Tim juga bekerja sama dengan peternak ayam broiler Karya Mandiri Farm di Lampung Selatan yang selama ini belum memiliki sistem pengolahan limbah feses yang efisien dan ramah lingkungan.
“Program ini bertujuan menerapkan teknologi biokonversi limbah organik menggunakan larva hermetia illucens atau yang dikenal dengan maggot BSF. Maggot BSF terbukti mampu mendegradasi limbah organik, termasuk feses ayam, sekaligus menghasilkan biomassa bernilai ekonomis tinggi,” ujar Melia.
Melalui kegiatan pengabdian ini, tim akan membentuk Model Usaha Peternakan-Maggot Terintegrasi, yang mencakup Standar Operasional Prosedur (SOP), Business Model Canvas (BMC), dan alur kerja integratif antara kandang ayam dan unit budi daya maggot.
“Produk turunan yang direncanakan dari kegiatan ini adalah maggot kering dan pupuk kasgot dikemas dalam bentuk berlabel, lengkap dengan desain merek dan konten promosi digital,” ujarnya.
Menurut dia, branding tersebut penting untuk meningkatkan nilai jual dan daya saing produk di pasaran, sehingga nantinya berdampak langsung pada peningkatan kapasitas mitra, khususnya dalam aspek manajemen usaha.
Selain itu, lanjut dia, mitra juga akan dibekali pengetahuan tentang perencanaan usaha sirkular dengan kemampuan penyusunan tentang rencana pengembangan bisnis yang berkelanjutan.
“Pendekatan ini sejalan dengan tujuan SDGs, khususnya tentang konsumsi dan produksi yang bertanggung jawab, serta penanganan perubahan iklim.
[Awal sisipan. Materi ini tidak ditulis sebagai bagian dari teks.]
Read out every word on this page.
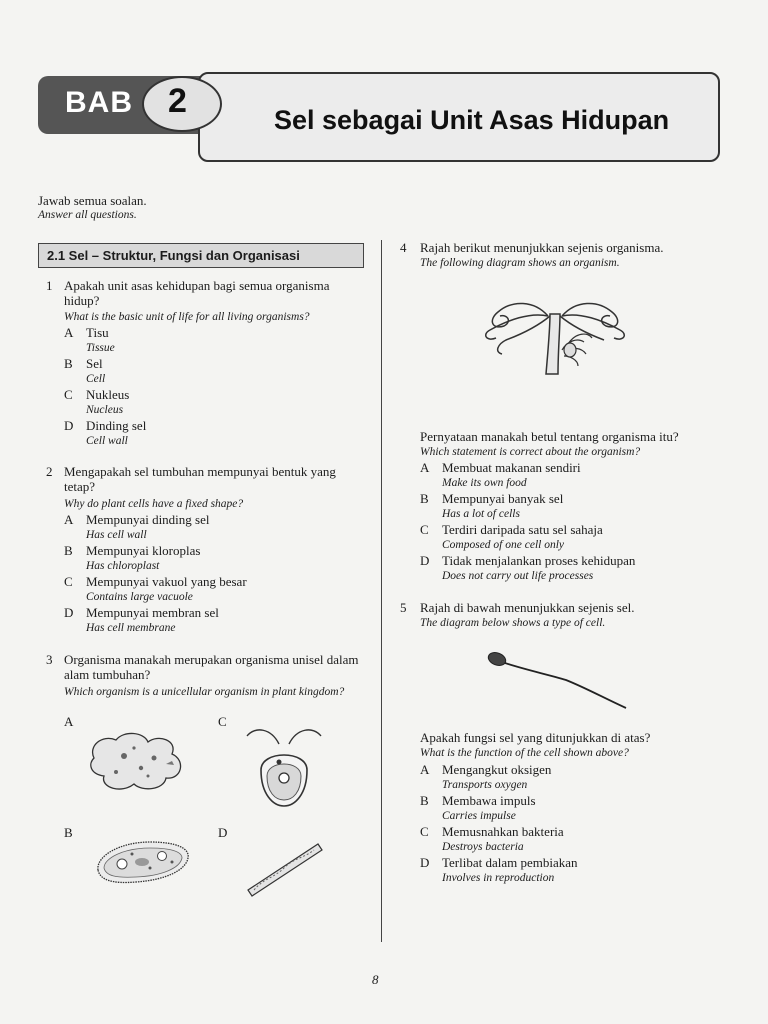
BAB 2	Sel sebagai Unit Asas Hidupan
Jawab semua soalan.
Answer all questions.
2.1 Sel – Struktur, Fungsi dan Organisasi
1 Apakah unit asas kehidupan bagi semua organisma hidup?
What is the basic unit of life for all living organisms?
A Tisu
Tissue
B Sel
Cell
C Nukleus
Nucleus
D Dinding sel
Cell wall
2 Mengapakah sel tumbuhan mempunyai bentuk yang tetap?
Why do plant cells have a fixed shape?
A Mempunyai dinding sel
Has cell wall
B Mempunyai kloroplas
Has chloroplast
C Mempunyai vakuol yang besar
Contains large vacuole
D Mempunyai membran sel
Has cell membrane
3 Organisma manakah merupakan organisma unisel dalam alam tumbuhan?
Which organism is a unicellular organism in plant kingdom?
A	C
B	D
4 Rajah berikut menunjukkan sejenis organisma.
The following diagram shows an organism.
Pernyataan manakah betul tentang organisma itu?
Which statement is correct about the organism?
A Membuat makanan sendiri
Make its own food
B Mempunyai banyak sel
Has a lot of cells
C Terdiri daripada satu sel sahaja
Composed of one cell only
D Tidak menjalankan proses kehidupan
Does not carry out life processes
5 Rajah di bawah menunjukkan sejenis sel.
The diagram below shows a type of cell.
Apakah fungsi sel yang ditunjukkan di atas?
What is the function of the cell shown above?
A Mengangkut oksigen
Transports oxygen
B Membawa impuls
Carries impulse
C Memusnahkan bakteria
Destroys bacteria
D Terlibat dalam pembiakan
Involves in reproduction
8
Program ini juga turut menyokong target Net Zero Emission Nasional melalui kontribusi dalam penurunan emisi dari limbah organik,” ujarnya.
Melia memastikan kegiatan ini menunjukkan bahwa inovasi sederhana, jika didukung oleh pendekatan kolaboratif dan berbasis ilmu pengetahuan, mampu menggerakkan perubahan nyata di tingkat komunitas (peternak).
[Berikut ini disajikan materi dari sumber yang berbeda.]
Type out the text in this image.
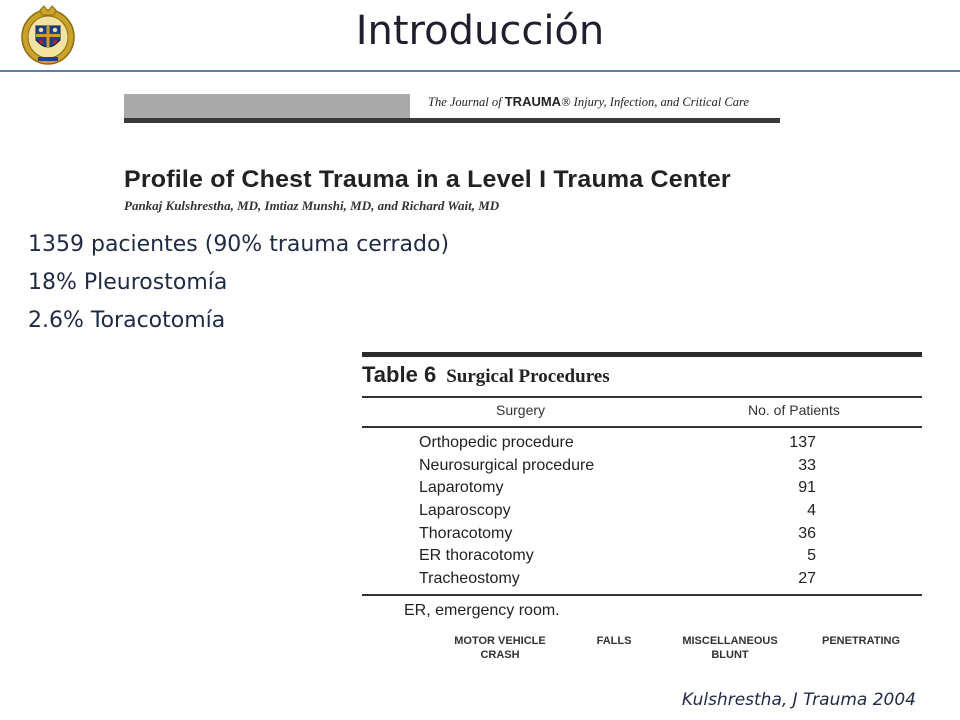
Introducción
The Journal of TRAUMA® Injury, Infection, and Critical Care
Profile of Chest Trauma in a Level I Trauma Center
Pankaj Kulshrestha, MD, Imtiaz Munshi, MD, and Richard Wait, MD
1359 pacientes (90% trauma cerrado)
18% Pleurostomía
2.6% Toracotomía
Table 6 Surgical Procedures
Surgery	No. of Patients
Orthopedic procedure	137
Neurosurgical procedure	33
Laparotomy	91
Laparoscopy	4
Thoracotomy	36
ER thoracotomy	5
Tracheostomy	27
ER, emergency room.
MOTOR VEHICLE CRASH
FALLS	MISCELLANEOUS BLUNT
PENETRATING
Kulshrestha, J Trauma 2004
Ke depannya, model kegiatan ini diharapkan dapat direplikasi di wilayah lain dengan karakteristik serupa, sekaligus terus dikembangkan untuk menciptakan ekosistem peternakan yang bersih, efisien, dan bernilai ekonomi tinggi.
“Inovasi ini adalah bukti bahwa langkah kecil yang dilakukan secara konsisten dan ilmiah bisa menjadi kontribusi besar dalam pencapaian pembangunan berkelanjutan,” ujarnya.
Menurut rencana, tim yang juga beranggotakan Dr Ir Heni Suryani, drh Hani Haya Nazaha, Vindo Rossy Pertiwi dan Muhammad Rayza Aldito akan melaksanakan kegiatan pelatihan teknis ini hingga Desember 2025.